Les assemblées sont le lieu par excellence de la théâtralisation des affrontements politiques. Et, selon M.Gélard, il ne se serait rien passé le 24 mars qui mérite d’y trouver un écho !

Il y a plus grave : comment le pronostic péremptoire du porte-parole de l’UMP sur l’issue du vote , avant tout débat, n’ouvrirait-il pas la porte au soupçon que, entre la droite et la gauche, les choses seraient déjà arrangés en coulisse, que les rôles auraient été distribués ? Les défections à droite viendraient compenser à point celles des gens de gauche qui, courageusement, comptent faire prévaloir des convictions sincères sur les logiques de parti.

Si l’homme qui doit être le principal porte-parole de l’opposition au Sénat prend les choses aussi froidement, par qui se sentiront représentés les millions d’opposants au projet ? Et pour qui voteront-ils aux prochaines élections ?

Si l’opinion a le sentiment que droite et gauche se sont arrangées pour laisser passer le texte, un coup fatal serait porté à l’image de la Haute assemblée et peut-être de la République. Que le texte voté soit différent, ouvrant la voie à une navette à l’issue incertaine, ne serait pas non plus satisfaisant dans le contexte actuel.

Une situation exceptionnelle que le Sénat doit prendre en compte

Le Sénat a, il est vrai, des habitudes. Il évite généralement de désavouer l‘Assemble nationale sur des questions emblématiques. Mais, dans le cas d’espèce, depuis le vote de l’Assemblée nationale, près de deux millions de personnes ont défilé !

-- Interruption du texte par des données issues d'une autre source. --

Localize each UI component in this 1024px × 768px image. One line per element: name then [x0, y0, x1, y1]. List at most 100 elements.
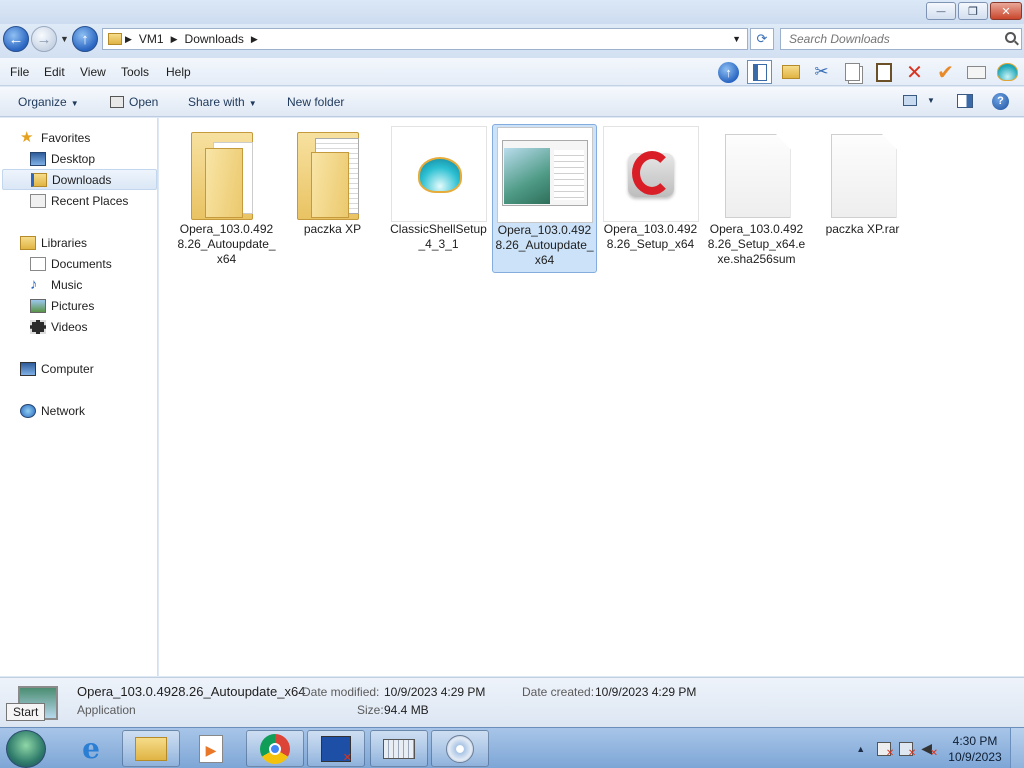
nav-downloads[interactable]: Downloads	[2, 169, 157, 190]
date-modified-label: Date modified:	[302, 685, 380, 699]
nav-network[interactable]: Network	[0, 400, 157, 421]
file-item[interactable]: Opera_103.0.4928.26_Setup_x64	[598, 124, 703, 256]
taskbar-chrome[interactable]	[246, 730, 304, 767]
paste-button[interactable]	[871, 60, 896, 84]
folders-pane-button[interactable]	[747, 60, 772, 84]
change-view-icon[interactable]	[903, 95, 917, 106]
nav-documents[interactable]: Documents	[0, 253, 157, 274]
menu-edit[interactable]: Edit	[44, 65, 65, 79]
file-item[interactable]: ClassicShellSetup_4_3_1	[386, 124, 491, 256]
nav-libraries[interactable]: Libraries	[0, 232, 157, 253]
nav-recent-places[interactable]: Recent Places	[0, 190, 157, 211]
details-pane: Opera_103.0.4928.26_Autoupdate_x64 Appli…	[0, 677, 1024, 727]
search-icon[interactable]	[1005, 32, 1016, 43]
star-icon: ★	[20, 128, 34, 146]
breadcrumb-downloads[interactable]: Downloads	[181, 32, 248, 46]
share-with-button[interactable]: Share with ▼	[188, 95, 257, 109]
volume-muted-icon[interactable]: ◀ ✕	[921, 740, 938, 759]
preview-pane-icon[interactable]	[957, 94, 973, 108]
date-created-label: Date created:	[522, 685, 595, 699]
view-options-dropdown-icon[interactable]: ▼	[927, 96, 935, 105]
nav-videos[interactable]: Videos	[0, 316, 157, 337]
nav-documents-label: Documents	[51, 256, 112, 271]
file-item[interactable]: Opera_103.0.4928.26_Autoupdate_x64	[174, 124, 279, 271]
delete-button[interactable]: ✕	[902, 60, 927, 84]
file-name: Opera_103.0.4928.26_Setup_x64.exe.sha256…	[707, 222, 806, 266]
open-button[interactable]: Open	[110, 95, 158, 109]
classic-shell-icon	[390, 126, 487, 222]
taskbar-windows-explorer[interactable]	[122, 730, 180, 767]
taskbar-installer-app[interactable]	[431, 730, 489, 767]
pictures-icon	[30, 298, 46, 313]
email-button[interactable]	[964, 60, 989, 84]
start-button[interactable]	[6, 730, 46, 768]
file-name: paczka XP	[303, 222, 362, 236]
refresh-button[interactable]: ⟳	[750, 28, 774, 50]
show-hidden-icons-icon[interactable]: ▲	[856, 744, 865, 754]
show-desktop-button[interactable]	[1010, 728, 1024, 768]
close-icon: ✕	[1001, 5, 1011, 18]
opera-icon	[602, 126, 699, 222]
classic-shell-settings-button[interactable]	[995, 60, 1020, 84]
network-icon	[20, 403, 36, 418]
forward-button[interactable]: →	[31, 26, 57, 52]
network-status-icon[interactable]: ✕	[899, 741, 916, 759]
menu-tools[interactable]: Tools	[121, 65, 149, 79]
search-box[interactable]	[780, 28, 1022, 50]
recent-pages-dropdown[interactable]: ▼	[60, 34, 69, 44]
up-folder-button[interactable]: ↑	[716, 60, 741, 84]
file-name: Opera_103.0.4928.26_Autoupdate_x64	[177, 222, 276, 266]
nav-computer[interactable]: Computer	[0, 358, 157, 379]
nav-favorites[interactable]: ★ Favorites	[0, 127, 157, 148]
breadcrumb-separator-icon[interactable]: ▶	[248, 34, 261, 45]
nav-pictures[interactable]: Pictures	[0, 295, 157, 316]
date-created-value: 10/9/2023 4:29 PM	[595, 685, 697, 699]
checkmark-icon: ✔	[937, 61, 954, 84]
restore-button[interactable]: ❐	[958, 2, 988, 20]
clock-time: 4:30 PM	[952, 733, 998, 748]
copy-button[interactable]	[840, 60, 865, 84]
breadcrumb-separator-icon[interactable]: ▶	[168, 34, 181, 45]
file-item-selected[interactable]: Opera_103.0.4928.26_Autoupdate_x64	[492, 124, 597, 273]
up-button[interactable]: ↑	[72, 26, 98, 52]
minimize-button[interactable]: —	[926, 2, 956, 20]
address-bar[interactable]: ▶ VM1 ▶ Downloads ▶ ▼	[102, 28, 748, 50]
breadcrumb-vm1[interactable]: VM1	[135, 32, 168, 46]
taskbar-internet-explorer[interactable]: e	[62, 730, 120, 767]
cut-button[interactable]: ✂	[809, 60, 834, 84]
close-button[interactable]: ✕	[990, 2, 1022, 20]
nav-desktop-label: Desktop	[51, 151, 96, 166]
breadcrumb-separator-icon[interactable]: ▶	[122, 34, 135, 45]
delete-x-icon: ✕	[906, 61, 923, 84]
taskbar-clock[interactable]: 4:30 PM 10/9/2023	[940, 733, 1010, 765]
menu-view[interactable]: View	[80, 65, 106, 79]
scissors-icon: ✂	[814, 62, 829, 81]
nav-desktop[interactable]: Desktop	[0, 148, 157, 169]
file-item[interactable]: Opera_103.0.4928.26_Setup_x64.exe.sha256…	[704, 124, 809, 271]
taskbar-media-player[interactable]: ▶	[182, 730, 240, 767]
help-icon[interactable]: ?	[992, 93, 1009, 110]
nav-network-label: Network	[41, 403, 86, 418]
back-button[interactable]: ←	[3, 26, 29, 52]
menu-help[interactable]: Help	[166, 65, 191, 79]
classic-toolbar: ↑ ✂ ✕ ✔	[716, 60, 1020, 84]
new-folder-button[interactable]: New folder	[287, 95, 344, 109]
blank-file-icon	[815, 126, 911, 222]
file-list[interactable]: Opera_103.0.4928.26_Autoupdate_x64 paczk…	[159, 118, 1024, 676]
folder-options-button[interactable]	[778, 60, 803, 84]
file-item[interactable]: paczka XP.rar	[810, 124, 915, 241]
taskbar-active-window[interactable]: ✕	[307, 730, 365, 767]
folder-icon	[108, 33, 122, 45]
menu-file[interactable]: File	[10, 65, 29, 79]
taskbar-keyboard-app[interactable]	[370, 730, 428, 767]
organize-button[interactable]: Organize ▼	[18, 95, 79, 109]
nav-pictures-label: Pictures	[51, 298, 95, 313]
file-item[interactable]: paczka XP	[280, 124, 385, 241]
address-dropdown-icon[interactable]: ▼	[732, 34, 747, 44]
navigation-pane: ★ Favorites Desktop Downloads Recent Plac…	[0, 118, 158, 676]
nav-music[interactable]: ♪ Music	[0, 274, 157, 295]
action-center-flag-icon[interactable]: ✕	[877, 741, 894, 759]
blank-file-icon	[709, 126, 805, 222]
search-input[interactable]	[781, 29, 991, 49]
properties-button[interactable]: ✔	[933, 60, 958, 84]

Et les risques de fracture ne s’arrêtent pas là : les sénateurs ne sauraient oublier la quasi-unanimité qui règne outremer à l’encontre de ce projet de loi, dont l’adoption en l’état ferait planer une menace sérieuse sur l’unité de la République. Un argument que pourrait aussi considérer M. Gélard, même si, comme président de la Cocoe (instance interne à l’UMP charge d’arbitrer l’élection de son président en novembre 2012), il n’a pas paru très familier de l’outre-mer français !

Le Sénat n’a pas seulement le souci de ménager le gouvernement. L’image qu’il a : celle d’une assemblée tempérée, inspirée par de bon sens, passe mal aujourd’hui pour les mêmes raisons qu’une idée aussi folle que de marier les homosexuels a pu acquérir de la crédibilité. Dans un monde pénétré jusqu’à la moelle par l‘idéologie, à commencer par les médias qui en sont le principal et tout-puissant vecteur, le bons sens est politiquement incorrect : il est l’ennemi numéro 1 de l’idéologue !

Aggraver son cas auprès des médias sur un sujet aussi sensible que le prétendu "mariage pour tous" peut, certes, faire aussi hésiter le Sénat. Mais il y a fort à parier que quelque position qu’il prenne, les idéologues ne changeront pas d’avis à son sujet.

Le Sénat n’a donc pas le choix : les millions d’opposants au projet de loi Taubira, ceux qui ont manifesté et les autres, ne lui pardonneraient pas un vote qui ne serait que l’écho amorti de celui de l’Assemblée nationale, de manquer cette occasion d’exprimer ce que ressent en profondeur la population, spécialement sa partie la plus lucide que sont les élus locaux. N’est-ce d’ailleurs pas sa fonction ?

Si le Sénat votait le texte, surtout s’il le votait grâce à des absentions ou des voix de droite laissant supposer des connivences douteuses, son crédit s’en trouverait singulièrement affaibli.